Шарль пришел не с пустыми руками. Он принес несколько книг по античной архитектуре с изображениями Афин и Рима.
— Странно, — задумчиво сказал Клод, просматривая рисунки. — Ты отобрал только один элемент построек…
— Верно, Клод. На всех рисунках ты видишь перистиль — колоннады, окружающие дворец или площадь. Именно этого и не хватает Лувру.
«Когда я сообщил брату идею перистиля, — пишет Шарль Перро в „Мемуарах“, — он ее одобрил и внес в проект, но еще и приукрасил, как мог только он».
Шарль, конечно, знал, что Клод дилетант и ему трудно тягаться с профессиональными архитекторами. Но ведь вел конкурс именно он, Шарль Перро, и он решил все сделать, чтобы заказ на перестройку фасада Лувра получил его брат.

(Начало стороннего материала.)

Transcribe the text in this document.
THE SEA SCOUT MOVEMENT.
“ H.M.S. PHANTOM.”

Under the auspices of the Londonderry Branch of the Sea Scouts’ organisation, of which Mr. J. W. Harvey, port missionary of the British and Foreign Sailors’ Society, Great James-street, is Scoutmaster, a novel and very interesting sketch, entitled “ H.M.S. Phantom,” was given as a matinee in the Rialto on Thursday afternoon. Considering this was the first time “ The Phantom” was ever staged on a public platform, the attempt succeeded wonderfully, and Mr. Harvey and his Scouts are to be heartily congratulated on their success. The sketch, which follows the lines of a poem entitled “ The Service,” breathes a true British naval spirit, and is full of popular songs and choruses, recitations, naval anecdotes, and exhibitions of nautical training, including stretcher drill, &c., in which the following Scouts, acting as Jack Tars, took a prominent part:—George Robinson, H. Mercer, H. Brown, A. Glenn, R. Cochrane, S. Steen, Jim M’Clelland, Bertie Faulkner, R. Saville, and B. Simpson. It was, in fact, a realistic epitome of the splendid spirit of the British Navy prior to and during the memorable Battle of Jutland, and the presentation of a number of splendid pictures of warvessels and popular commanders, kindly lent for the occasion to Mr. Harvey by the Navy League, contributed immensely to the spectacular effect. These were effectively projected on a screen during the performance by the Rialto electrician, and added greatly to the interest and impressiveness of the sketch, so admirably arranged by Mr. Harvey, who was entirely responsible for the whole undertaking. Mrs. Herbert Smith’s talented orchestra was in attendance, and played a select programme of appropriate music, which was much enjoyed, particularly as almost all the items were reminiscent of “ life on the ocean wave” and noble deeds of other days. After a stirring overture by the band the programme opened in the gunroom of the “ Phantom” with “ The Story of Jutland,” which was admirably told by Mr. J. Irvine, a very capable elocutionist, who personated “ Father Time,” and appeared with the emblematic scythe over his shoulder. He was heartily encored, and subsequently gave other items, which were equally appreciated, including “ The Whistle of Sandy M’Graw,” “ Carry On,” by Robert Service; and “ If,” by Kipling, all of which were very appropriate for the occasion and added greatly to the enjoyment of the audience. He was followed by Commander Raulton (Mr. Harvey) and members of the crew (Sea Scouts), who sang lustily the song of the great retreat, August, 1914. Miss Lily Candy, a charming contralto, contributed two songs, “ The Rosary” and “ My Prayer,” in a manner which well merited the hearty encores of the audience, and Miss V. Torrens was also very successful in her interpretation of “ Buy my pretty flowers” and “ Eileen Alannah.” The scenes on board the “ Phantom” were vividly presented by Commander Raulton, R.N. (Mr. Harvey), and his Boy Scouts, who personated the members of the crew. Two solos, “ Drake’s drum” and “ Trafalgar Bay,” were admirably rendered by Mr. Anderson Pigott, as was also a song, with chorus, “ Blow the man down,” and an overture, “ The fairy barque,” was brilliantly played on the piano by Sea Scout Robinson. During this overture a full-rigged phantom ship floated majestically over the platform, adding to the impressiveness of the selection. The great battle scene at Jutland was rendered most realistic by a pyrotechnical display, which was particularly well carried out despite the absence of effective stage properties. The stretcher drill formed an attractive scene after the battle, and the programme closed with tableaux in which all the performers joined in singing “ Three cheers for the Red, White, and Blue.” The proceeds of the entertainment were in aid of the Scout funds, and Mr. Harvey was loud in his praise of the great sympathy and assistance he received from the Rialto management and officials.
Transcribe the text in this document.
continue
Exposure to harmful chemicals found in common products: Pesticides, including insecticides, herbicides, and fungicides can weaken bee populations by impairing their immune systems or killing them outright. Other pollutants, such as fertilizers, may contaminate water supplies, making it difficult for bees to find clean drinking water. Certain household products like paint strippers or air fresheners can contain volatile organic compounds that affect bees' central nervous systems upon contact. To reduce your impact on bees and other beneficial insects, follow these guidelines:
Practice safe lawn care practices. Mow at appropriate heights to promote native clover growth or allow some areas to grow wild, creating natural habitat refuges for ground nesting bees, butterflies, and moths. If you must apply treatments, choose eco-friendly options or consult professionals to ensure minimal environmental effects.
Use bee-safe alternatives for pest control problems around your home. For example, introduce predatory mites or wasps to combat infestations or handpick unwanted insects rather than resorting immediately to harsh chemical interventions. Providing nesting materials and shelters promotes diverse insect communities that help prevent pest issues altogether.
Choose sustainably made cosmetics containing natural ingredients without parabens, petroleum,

Шарль Перро пишет далее в «Мемуарах»:
«…Этот проект, как и многие другие, был выставлен в зале, и было большим удовольствием слышать суждения о нем. Его находили прекрасным и замечательным, но не знали, кто его автор. Самые просвещенные в этом деле не могли назвать никого, кроме нескольких иностранцев, кто мог бы сделать такой чистый и такой правильный проект. Кольбер, хотя и довольный проектом вашего дяди[2], не думал, что все это нужно оставлять так, как есть. Он ничего не хотел упускать в этом деле и решил узнать мнение самых лучших итальянских архитекторов и пригласить их сделать свои проекты. Были сделаны копии проекта Ле Во, которые были посланы в Рим Пуссэну, лучшему королевскому художнику того времени. Кольбер попросил меня составить ему письмо, и вот оно:
„Монсеньор, этим письмом мы выражаем признание нашим королем ваших заслуг. Его Величество решил послать в Рим планы и проекции своего дворца Лувра, чтобы получить мнение самых знаменитых итальянских архитекторов, а поскольку в этом деле необходим способный и умный консультант, то он счел наилучшим передать это дело в Ваши руки. Он не только считает Вас совершенным знатоком живописи и архитектуры, но и, учитывая Ваше долгое пребывание в Риме и дружбу с высочайшими людьми, полагает, что никто кроме Вас не сможет лучше исполнить эту просьбу. Думаю, что планы, проекции и сопровождающие их комментарии будут достаточны для Вашего осведомления в этом деле. Я надеюсь, что перед тем, как собрать всех вместе, будет благоразумно показать каждому в отдельности проекты и зарисовки, чтобы у них было время создать свое личное мнение, получив таким образом разнообразие идей, а также чтобы каждый мог насладиться славой своего изобретения, не боясь упреков, что кто-то ему помог. Затем было бы хорошо их собрать, чтобы одобрить или критиковать те или иные замыслы, и определить, в какую сторону склонится мнение Ассамблеи и что будет одобрено большинством. Я не ограничиваю Вас в количестве тех, кого Вы предложите: нужно только следить за тем, чтобы дело не затянулось, то есть не привлекать совершенно посторонних архитектуре людей, но с другой стороны, не забыть о тех, кто хорошо известен, как сеньоры Кортоне, Ареветти, кавалер Бернэн и некоторые другие. Попросите их письменно изложить свои мнения (что, я думаю, они с удовольствием сделают). Но особенно нужно им дать понять, что если они будут осуждать тот или иной момент в посланных им проектах, то указывать обязательно основание, подкрепляя архитектурными или другими соображениями. Вот так, я думаю, должно произойти; тем не менее, поскольку могут возникнуть непредвиденные сложности, я полностью доверяю Вашей интуиции: ведь речь идет об усовершенствовании одного из красивейших зданий мира, его соответствии величию короля, который будет там жить. Не сомневаюсь, монсеньор, что Вы изберете правильный порядок решения этого сложного вопроса.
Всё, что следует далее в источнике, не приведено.